Schändung von Stolpersteinen in Weimar: Polizei nimmt Verdächtigen festSchändung von Stolpersteinen in Weimar: Polizei nimmt Verdächtigen fest
33 Stolpersteine wurden in Weimar seit Jahresbeginn beschmiert oder zerstört. Nun fasste die Polizei einen Verdächtigen auf frischer Tat – ein Angriff auf das Gedenken, der in einer Stadt wie Weimar eine besonders bittere Symbolik hat.
In der Nacht zu Dienstag griff die Polizei in Weimar zu: Beamte stellten einen 51-jährigen Mann, als er gerade Plakate der Achava-Festspiele beschmierte. Die Ermittler gehen davon aus, dass er auch für eine Serie von Angriffen auf Stolpersteine verantwortlich ist. Seit Jahresbeginn waren 33 dieser Messingtafeln, die vor Häusern an die Opfer der Schoah erinnern, beschmiert oder zerstört worden. Bei dem Verdächtigen, einem Bürger der Stadt, wurden Beweise sichergestellt. Nach bisherigen Erkenntnissen handelte er allein, er ist nicht polizeibekannt. Dennoch wird wegen politisch motivierter Sachbeschädigung ermittelt.
Angriff auf Erinnerungskultur
Stolpersteine sind keine bloßen Metallplatten im Gehweg. Sie bringen die Namen der Ermordeten zurück an die Orte, wo sie lebten, und holen das Verbrechen des Nationalsozialismus in die Mitte der Gesellschaft. Wer sie schändet, attackiert nicht nur ein Denkmal, sondern die Erinnerung an Millionen von Opfern. In einer Stadt wie Weimar ist das von besonderem Gewicht: Nur wenige Kilometer entfernt liegt das ehemalige Konzentrationslager Buchenwald, in dem Zehntausende Juden, Sinti und Roma, politische Gegner und andere Häftlinge ermordet wurden.
Dass ausgerechnet hier, in unmittelbarer Nähe zu einem der bekanntesten Orte nationalsozialistischer Barbarei, Stolpersteine mutwillig zerstört werden, ist mehr als ein lokaler Vorfall.
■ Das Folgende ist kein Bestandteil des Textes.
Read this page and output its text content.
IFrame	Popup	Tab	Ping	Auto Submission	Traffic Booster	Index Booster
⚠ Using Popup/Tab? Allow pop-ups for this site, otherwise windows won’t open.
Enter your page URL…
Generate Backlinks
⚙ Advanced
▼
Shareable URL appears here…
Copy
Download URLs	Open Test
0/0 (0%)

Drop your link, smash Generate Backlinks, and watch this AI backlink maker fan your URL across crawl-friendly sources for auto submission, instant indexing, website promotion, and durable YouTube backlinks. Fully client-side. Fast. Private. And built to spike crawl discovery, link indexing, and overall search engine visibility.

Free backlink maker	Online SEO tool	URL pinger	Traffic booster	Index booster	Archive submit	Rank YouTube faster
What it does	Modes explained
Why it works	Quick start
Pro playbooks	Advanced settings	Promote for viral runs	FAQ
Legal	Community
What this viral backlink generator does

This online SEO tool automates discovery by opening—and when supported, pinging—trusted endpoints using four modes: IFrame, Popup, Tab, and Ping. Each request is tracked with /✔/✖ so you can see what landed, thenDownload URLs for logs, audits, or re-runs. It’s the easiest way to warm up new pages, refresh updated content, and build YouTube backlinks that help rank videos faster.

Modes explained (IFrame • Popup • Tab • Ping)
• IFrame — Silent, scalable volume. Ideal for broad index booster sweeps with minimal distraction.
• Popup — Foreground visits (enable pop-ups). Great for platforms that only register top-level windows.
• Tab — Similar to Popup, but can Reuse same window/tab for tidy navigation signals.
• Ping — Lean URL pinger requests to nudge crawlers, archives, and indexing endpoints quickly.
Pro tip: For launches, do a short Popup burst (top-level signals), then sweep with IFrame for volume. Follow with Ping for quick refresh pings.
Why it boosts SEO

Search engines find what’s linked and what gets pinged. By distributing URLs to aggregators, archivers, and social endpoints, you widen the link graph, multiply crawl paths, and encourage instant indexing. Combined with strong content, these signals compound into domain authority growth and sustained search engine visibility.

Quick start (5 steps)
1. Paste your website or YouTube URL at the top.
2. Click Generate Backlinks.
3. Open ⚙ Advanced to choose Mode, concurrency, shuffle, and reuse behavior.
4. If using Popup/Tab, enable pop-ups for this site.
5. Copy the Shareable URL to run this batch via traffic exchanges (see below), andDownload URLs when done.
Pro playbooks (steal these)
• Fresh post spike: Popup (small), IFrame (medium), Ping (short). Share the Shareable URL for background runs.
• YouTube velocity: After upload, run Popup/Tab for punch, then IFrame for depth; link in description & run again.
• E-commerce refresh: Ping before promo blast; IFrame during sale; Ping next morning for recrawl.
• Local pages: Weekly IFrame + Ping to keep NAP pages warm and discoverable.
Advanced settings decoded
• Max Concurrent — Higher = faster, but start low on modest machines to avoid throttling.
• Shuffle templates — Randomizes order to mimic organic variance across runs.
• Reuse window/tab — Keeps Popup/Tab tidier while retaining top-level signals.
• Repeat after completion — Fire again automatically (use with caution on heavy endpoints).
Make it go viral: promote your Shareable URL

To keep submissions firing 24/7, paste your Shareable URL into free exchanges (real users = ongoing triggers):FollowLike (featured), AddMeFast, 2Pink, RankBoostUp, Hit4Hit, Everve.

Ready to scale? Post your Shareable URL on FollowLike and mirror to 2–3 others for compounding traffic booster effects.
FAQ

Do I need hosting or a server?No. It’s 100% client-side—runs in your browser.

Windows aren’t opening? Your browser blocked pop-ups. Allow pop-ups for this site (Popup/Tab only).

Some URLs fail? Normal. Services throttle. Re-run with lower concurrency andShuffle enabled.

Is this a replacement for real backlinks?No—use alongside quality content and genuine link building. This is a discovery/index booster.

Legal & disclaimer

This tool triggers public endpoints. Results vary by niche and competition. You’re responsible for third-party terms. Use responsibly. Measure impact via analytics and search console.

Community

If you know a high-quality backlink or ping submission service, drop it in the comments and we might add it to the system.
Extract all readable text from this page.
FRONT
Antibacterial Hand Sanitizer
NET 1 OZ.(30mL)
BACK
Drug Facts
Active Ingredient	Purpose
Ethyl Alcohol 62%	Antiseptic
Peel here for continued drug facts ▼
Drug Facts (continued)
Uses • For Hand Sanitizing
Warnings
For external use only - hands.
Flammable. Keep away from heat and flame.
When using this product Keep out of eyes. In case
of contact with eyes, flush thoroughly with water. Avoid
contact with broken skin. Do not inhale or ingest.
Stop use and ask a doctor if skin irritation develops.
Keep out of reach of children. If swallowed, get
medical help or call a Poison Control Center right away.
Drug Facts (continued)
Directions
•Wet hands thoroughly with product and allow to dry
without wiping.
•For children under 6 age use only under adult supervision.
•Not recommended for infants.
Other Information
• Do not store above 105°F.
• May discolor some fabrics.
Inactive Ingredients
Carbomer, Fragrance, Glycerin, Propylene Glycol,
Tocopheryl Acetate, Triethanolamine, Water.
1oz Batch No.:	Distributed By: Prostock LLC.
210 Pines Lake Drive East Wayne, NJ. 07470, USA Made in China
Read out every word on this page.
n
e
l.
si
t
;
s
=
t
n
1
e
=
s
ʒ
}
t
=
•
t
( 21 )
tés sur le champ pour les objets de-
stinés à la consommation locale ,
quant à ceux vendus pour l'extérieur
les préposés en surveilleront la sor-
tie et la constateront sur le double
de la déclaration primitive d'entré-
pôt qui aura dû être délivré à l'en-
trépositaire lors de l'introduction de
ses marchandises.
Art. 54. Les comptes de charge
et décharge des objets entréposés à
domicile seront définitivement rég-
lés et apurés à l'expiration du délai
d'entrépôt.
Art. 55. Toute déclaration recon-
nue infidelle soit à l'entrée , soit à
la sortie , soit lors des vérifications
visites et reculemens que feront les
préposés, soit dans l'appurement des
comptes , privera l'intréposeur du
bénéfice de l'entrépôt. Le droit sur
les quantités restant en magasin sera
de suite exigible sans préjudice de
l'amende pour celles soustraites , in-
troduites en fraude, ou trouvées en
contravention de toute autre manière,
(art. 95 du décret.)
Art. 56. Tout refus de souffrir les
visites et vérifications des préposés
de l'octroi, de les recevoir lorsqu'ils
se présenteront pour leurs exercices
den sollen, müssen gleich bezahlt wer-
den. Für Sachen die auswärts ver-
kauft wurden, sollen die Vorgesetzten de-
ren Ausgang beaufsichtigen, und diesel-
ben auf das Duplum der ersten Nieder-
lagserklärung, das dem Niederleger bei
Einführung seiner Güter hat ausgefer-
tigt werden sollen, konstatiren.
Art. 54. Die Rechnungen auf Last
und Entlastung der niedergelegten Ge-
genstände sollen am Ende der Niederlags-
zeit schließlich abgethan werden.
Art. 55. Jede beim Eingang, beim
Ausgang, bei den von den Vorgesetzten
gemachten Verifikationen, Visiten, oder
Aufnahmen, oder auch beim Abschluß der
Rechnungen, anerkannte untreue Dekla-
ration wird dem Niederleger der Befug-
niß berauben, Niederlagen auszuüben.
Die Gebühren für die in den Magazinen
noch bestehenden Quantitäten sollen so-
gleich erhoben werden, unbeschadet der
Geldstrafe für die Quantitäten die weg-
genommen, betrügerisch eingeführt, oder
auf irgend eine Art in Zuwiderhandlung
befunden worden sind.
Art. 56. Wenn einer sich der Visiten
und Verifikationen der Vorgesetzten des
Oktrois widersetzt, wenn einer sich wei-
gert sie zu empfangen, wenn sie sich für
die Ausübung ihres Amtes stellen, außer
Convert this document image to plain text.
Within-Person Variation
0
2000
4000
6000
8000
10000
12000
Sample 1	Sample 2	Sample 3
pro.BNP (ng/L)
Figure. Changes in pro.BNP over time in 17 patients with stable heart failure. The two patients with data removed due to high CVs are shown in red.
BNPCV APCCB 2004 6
Es ist ein Schlag gegen die Erinnerungskultur, die nach 1945 mühsam aufgebaut wurde, und eine Mahnung, dass die Lehren aus der Geschichte nicht selbstverständlich weiterleben.
Weimar zwischen Gedenken und Angriff
Weimar ist nicht nur ein Ort deutscher Klassik und Kultur, sondern auch ein Knotenpunkt des Erinnerns an die dunkelsten Kapitel der Geschichte. Die Achava-Festspiele, deren Plakate der Verdächtige ebenfalls beschmierte, stehen für Dialog und jüdisches Leben in Thüringen. Dass hier nun ein mutmaßlicher Täter über Monate unbehelligt agieren konnte, zeigt, wie verwundbar offene Formen des Gedenkens sind.
Die Botschaft der Stolpersteine lautet: „Hier wohnte ein Mensch.“ Wer sie schändet, verweigert diesen Menschen ihr Andenken und setzt ein Zeichen der Verachtung. In Weimar, mit dem Schatten von Buchenwald stets vor Augen, wiegt dies besonders schwer – und ist ein Weckruf an Politik und Gesellschaft, Antisemitismus in jeder Form entschieden entgegenzutreten.